Wenn man in den zumeist engen und verwinkelten Gassen von Olhão unterwegs ist, kann man schnell die Orientierung verlieren. Im flüchtigen Vorbeifliegen beim Landeanflug ergab sich da ja noch ein ganz anderer Eindruck, weil sich die Stadt von oben wie in einem klar konturierten Viereck präsentierte. Aber wer schaut schon so genau hin, wo doch der Gesamteindruck zählt! Obendrein ist das Wasser vor der Stadt hier für den Ankömmling fast noch spannender: verschiedene Farben blau signalisieren unterschiedliche Wassertiefen, eigentlich ja: Wasserniedrigkeiten. Denn die Ria Formosa ist wie das Wattenmeer ein Spielball der Gezeiten, mit temporären Inseln und erkennbaren Fahrrinnen. Optisch spannend – und bei jedem Anflug anders.
Olhão ist eine von der Fischerei geprägte Stadt, auch wenn es nicht mehr, wie früher mal, 37 Fischkonservenfabriken gibt.
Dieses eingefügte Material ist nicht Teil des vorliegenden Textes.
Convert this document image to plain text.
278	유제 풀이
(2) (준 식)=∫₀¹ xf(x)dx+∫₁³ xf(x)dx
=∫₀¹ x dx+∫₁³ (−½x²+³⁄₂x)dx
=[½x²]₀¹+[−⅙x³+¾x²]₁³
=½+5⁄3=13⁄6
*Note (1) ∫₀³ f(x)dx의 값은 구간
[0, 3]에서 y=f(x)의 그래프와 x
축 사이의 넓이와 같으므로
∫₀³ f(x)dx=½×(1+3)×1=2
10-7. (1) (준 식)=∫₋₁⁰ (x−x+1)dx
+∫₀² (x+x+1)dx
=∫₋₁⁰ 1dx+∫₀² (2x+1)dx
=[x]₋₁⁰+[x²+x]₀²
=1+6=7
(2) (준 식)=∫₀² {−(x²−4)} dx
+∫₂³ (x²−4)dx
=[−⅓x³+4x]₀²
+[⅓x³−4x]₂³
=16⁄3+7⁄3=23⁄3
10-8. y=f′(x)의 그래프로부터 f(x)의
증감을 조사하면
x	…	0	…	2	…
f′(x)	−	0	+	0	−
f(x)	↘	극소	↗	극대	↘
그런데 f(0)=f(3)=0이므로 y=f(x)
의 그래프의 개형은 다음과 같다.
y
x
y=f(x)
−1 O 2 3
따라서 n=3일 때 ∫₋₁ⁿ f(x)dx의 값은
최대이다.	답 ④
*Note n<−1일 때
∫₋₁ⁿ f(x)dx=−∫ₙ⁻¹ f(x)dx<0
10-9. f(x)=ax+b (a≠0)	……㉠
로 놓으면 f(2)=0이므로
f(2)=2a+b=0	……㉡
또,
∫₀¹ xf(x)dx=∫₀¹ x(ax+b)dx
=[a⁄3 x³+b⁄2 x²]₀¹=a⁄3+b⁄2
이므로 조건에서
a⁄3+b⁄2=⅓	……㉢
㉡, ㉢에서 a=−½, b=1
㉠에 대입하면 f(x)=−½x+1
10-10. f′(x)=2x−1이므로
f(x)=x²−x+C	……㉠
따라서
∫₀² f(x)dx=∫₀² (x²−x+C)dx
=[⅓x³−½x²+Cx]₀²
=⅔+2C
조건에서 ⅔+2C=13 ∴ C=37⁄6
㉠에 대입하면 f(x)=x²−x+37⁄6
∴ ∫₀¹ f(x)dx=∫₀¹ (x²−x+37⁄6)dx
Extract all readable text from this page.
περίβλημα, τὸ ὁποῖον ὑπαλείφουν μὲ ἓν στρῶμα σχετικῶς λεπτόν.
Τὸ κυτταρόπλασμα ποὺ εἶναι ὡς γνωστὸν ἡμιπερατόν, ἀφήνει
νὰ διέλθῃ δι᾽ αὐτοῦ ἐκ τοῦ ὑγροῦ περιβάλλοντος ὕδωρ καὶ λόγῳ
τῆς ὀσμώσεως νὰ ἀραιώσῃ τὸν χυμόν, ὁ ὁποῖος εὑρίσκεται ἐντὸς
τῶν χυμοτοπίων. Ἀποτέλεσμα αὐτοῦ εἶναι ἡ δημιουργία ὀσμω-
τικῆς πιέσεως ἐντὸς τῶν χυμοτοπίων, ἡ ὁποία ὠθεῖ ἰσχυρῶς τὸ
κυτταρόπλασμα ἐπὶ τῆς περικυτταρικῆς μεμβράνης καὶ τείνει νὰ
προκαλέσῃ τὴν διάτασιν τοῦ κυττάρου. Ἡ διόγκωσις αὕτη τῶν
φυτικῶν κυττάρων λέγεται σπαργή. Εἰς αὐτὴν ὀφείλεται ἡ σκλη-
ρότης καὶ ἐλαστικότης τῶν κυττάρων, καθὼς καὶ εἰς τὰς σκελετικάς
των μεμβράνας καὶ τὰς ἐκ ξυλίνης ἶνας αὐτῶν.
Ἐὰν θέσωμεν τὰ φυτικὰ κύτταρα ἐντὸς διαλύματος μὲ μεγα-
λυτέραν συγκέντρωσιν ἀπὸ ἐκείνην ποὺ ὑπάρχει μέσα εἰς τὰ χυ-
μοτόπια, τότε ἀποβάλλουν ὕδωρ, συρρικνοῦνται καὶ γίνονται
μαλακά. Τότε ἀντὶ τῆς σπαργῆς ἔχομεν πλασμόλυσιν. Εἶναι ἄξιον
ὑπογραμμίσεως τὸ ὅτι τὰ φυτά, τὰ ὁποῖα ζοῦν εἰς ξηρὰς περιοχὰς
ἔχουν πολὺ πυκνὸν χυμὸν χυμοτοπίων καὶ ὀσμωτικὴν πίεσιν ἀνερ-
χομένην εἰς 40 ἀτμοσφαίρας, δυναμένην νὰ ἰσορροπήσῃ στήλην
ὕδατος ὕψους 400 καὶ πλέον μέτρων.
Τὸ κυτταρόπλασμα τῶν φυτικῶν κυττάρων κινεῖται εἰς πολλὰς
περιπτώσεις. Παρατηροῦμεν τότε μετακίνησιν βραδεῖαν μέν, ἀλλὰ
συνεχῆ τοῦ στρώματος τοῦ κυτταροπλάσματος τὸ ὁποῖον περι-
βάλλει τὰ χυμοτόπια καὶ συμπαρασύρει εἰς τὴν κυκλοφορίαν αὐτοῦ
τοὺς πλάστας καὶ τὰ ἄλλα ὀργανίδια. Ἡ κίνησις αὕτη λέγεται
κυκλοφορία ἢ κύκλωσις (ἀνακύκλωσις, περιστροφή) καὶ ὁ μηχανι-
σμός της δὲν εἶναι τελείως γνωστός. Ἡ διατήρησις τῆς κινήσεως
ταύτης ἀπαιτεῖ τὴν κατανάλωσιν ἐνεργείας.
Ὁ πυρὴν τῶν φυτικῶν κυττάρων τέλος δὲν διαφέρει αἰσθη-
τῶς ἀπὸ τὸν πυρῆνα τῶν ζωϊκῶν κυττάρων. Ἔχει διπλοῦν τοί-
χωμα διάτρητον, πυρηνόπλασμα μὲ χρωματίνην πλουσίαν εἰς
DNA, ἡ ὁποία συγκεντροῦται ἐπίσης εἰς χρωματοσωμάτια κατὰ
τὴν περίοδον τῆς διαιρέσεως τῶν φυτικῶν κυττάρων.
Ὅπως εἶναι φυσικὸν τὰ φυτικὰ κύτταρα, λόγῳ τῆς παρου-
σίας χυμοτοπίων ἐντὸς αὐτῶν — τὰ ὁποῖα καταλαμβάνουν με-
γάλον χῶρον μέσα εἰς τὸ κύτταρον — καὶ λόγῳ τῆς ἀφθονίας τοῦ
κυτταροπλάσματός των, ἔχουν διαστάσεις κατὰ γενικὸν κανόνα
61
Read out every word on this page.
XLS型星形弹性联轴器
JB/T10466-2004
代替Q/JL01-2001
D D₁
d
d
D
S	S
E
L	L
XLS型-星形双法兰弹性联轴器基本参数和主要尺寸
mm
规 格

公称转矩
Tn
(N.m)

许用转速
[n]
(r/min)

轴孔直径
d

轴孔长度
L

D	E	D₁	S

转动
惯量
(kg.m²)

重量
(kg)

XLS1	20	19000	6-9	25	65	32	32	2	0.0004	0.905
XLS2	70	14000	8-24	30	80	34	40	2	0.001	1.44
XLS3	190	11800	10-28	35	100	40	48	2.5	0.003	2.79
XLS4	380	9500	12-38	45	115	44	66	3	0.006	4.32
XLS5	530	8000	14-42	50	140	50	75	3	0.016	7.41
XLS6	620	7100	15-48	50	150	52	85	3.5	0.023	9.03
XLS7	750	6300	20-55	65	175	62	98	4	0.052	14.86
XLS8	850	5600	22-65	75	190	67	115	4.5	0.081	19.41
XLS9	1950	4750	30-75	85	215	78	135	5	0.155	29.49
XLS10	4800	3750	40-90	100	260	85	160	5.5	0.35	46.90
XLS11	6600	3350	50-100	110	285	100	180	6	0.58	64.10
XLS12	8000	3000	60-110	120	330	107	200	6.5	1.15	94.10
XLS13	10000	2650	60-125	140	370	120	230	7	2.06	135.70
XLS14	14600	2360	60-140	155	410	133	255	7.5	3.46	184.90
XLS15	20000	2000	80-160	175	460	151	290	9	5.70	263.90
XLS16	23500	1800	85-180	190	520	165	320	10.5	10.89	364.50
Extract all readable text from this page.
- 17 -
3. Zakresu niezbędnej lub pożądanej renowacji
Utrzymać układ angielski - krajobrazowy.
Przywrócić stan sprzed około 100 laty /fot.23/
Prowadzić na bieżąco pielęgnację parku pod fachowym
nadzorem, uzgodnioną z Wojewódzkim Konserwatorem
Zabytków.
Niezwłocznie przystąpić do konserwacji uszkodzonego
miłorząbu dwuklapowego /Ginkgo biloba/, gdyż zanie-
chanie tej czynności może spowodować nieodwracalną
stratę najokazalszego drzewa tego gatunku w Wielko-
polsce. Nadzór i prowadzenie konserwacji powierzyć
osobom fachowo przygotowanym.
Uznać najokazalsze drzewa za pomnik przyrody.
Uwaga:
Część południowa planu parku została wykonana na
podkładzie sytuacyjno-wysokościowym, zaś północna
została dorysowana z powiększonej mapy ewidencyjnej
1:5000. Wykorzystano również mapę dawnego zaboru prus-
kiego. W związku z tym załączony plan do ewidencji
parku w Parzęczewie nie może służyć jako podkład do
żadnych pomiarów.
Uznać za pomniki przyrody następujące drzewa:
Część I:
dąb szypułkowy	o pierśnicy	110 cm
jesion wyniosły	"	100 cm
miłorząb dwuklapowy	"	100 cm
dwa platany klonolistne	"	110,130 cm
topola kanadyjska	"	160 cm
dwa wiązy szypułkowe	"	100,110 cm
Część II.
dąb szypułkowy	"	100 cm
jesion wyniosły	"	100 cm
In den zahlreichen Restaurants trifft man keineswegs nur auf Touristen, sondern durchaus viele Portugiesen. Wir hatten beim ersten Besuch eine gute Unterkunft im Gewusel der Altstadt mit sehr netter Vermieterin gefunden – und sind ihr und ihren Unterkünften auch bei folgenden Besuchen treu geblieben. Beide besuchten Häuser waren relativ frisch renoviert – etwas, was man in Olhão immer wieder erleben wird: die alten Häuser sind eher schlicht gehalten, einige machen keinen guten Eindruck – aber sie werden aufgepeppt, ohne dabei ihren ursprünglichen Charakter zu verlieren. Dieser Mix aus portugiesischem Leben, aus Altem und Neuem sowie ein ganz tolles Restaurant-Angebot macht für uns einen Großteil des Charmes der Stadt aus. Was an 100 Prozent fehlt, ist dann aber auch ein Grund zum Wiederkommen: von Olhão aus kann man einen Großteil des östlichen Teils der Algarve (inklusive Hinterland) bequem mit Tagesausflügen erreichen!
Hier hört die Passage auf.